No seu início, circulou pela internet a foto de uma criança “beijando” um porco, com a legenda “Assim começou a gripe suína”. Logo a Organização Mundial de Saúde (OMS) mudou o nome, para poupar o comércio de carne suína. A transmissão não se faz por meio da carne de porco, mas a associação da carne com uma doença transmissível afetaria os negócios, sem dúvida.
O que não foi divulgado de modo amplo é como o vírus foi relacionado àquele animal. Segundo a repórter especializada Laurie Garret, em artigo publicado há dois meses,1 o H1N1 é um vírus que carrega em si partes do código genético de três vírus: um humano, um suíno e um aviário.
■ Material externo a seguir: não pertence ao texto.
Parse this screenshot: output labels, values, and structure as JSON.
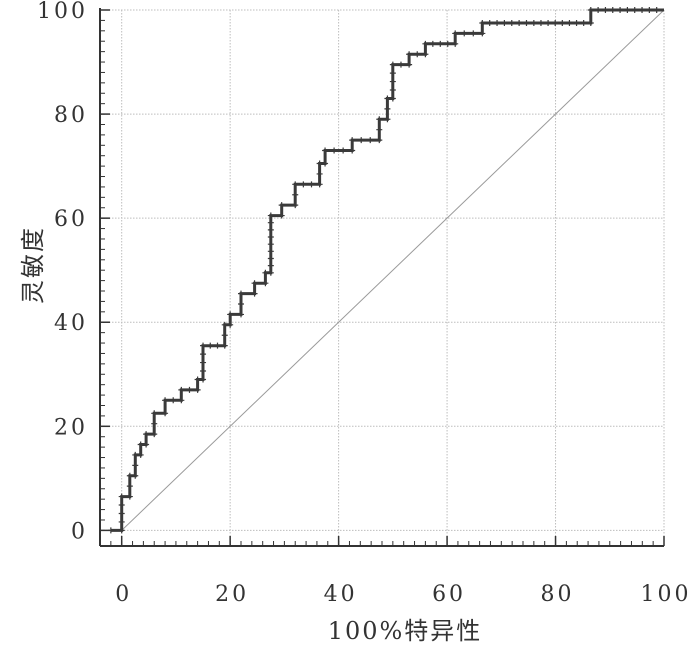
{
  "chart_data": {
    "type": "line",
    "title": "",
    "xlabel": "100%特异性",
    "ylabel": "灵敏度",
    "xlim": [
      -4,
      100
    ],
    "ylim": [
      -3,
      100
    ],
    "xticks": [
      0,
      20,
      40,
      60,
      80,
      100
    ],
    "yticks": [
      0,
      20,
      40,
      60,
      80,
      100
    ],
    "xtick_labels": [
      "0",
      "20",
      "40",
      "60",
      "80",
      "100"
    ],
    "ytick_labels": [
      "0",
      "20",
      "40",
      "60",
      "80",
      "100"
    ],
    "grid": true,
    "legend": "none",
    "series": [
      {
        "kind": "roc-step",
        "color": "#3a3a3a",
        "points": [
          [
            -2,
            0
          ],
          [
            0,
            0
          ],
          [
            0,
            6.5
          ],
          [
            1.5,
            6.5
          ],
          [
            1.5,
            10.5
          ],
          [
            2.5,
            10.5
          ],
          [
            2.5,
            14.5
          ],
          [
            3.5,
            14.5
          ],
          [
            3.5,
            16.5
          ],
          [
            4.5,
            16.5
          ],
          [
            4.5,
            18.5
          ],
          [
            6,
            18.5
          ],
          [
            6,
            22.5
          ],
          [
            8,
            22.5
          ],
          [
            8,
            25
          ],
          [
            11,
            25
          ],
          [
            11,
            27
          ],
          [
            14,
            27
          ],
          [
            14,
            29
          ],
          [
            15,
            29
          ],
          [
            15,
            35.5
          ],
          [
            19,
            35.5
          ],
          [
            19,
            39.5
          ],
          [
            20,
            39.5
          ],
          [
            20,
            41.5
          ],
          [
            22,
            41.5
          ],
          [
            22,
            45.5
          ],
          [
            24.5,
            45.5
          ],
          [
            24.5,
            47.5
          ],
          [
            26.5,
            47.5
          ],
          [
            26.5,
            49.5
          ],
          [
            27.5,
            49.5
          ],
          [
            27.5,
            60.5
          ],
          [
            29.5,
            60.5
          ],
          [
            29.5,
            62.5
          ],
          [
            32,
            62.5
          ],
          [
            32,
            66.5
          ],
          [
            36.5,
            66.5
          ],
          [
            36.5,
            70.5
          ],
          [
            37.5,
            70.5
          ],
          [
            37.5,
            73
          ],
          [
            42.5,
            73
          ],
          [
            42.5,
            75
          ],
          [
            47.5,
            75
          ],
          [
            47.5,
            79
          ],
          [
            49,
            79
          ],
          [
            49,
            83
          ],
          [
            50,
            83
          ],
          [
            50,
            89.5
          ],
          [
            53,
            89.5
          ],
          [
            53,
            91.5
          ],
          [
            56,
            91.5
          ],
          [
            56,
            93.5
          ],
          [
            61.5,
            93.5
          ],
          [
            61.5,
            95.5
          ],
          [
            66.5,
            95.5
          ],
          [
            66.5,
            97.5
          ],
          [
            76,
            97.5
          ],
          [
            86.5,
            97.5
          ],
          [
            86.5,
            100
          ],
          [
            100,
            100
          ]
        ]
      },
      {
        "kind": "reference-diagonal",
        "color": "#9a9a9a",
        "points": [
          [
            0,
            0
          ],
          [
            100,
            100
          ]
        ]
      }
    ]
  }
}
Ou seja, o vírus tem uma alta capacidade de mutação, de se transformar em outro, a partir daquilo que ele encontra no ambiente. Na sua evolução, a interação entre humanos e animais, potencializada pelo confinamento de grande quantidade de animais em áreas reduzidas, desencadeou um novo vírus (o atual), que já circulava há alguns anos, mas em locais isolados. A famosa gripe espanhola, de 1918, que matou estimados 100 milhões de pessoas em 18 meses, era uma variante do H1N1 que havia sido transmitido do homem para o porco e deste retornado.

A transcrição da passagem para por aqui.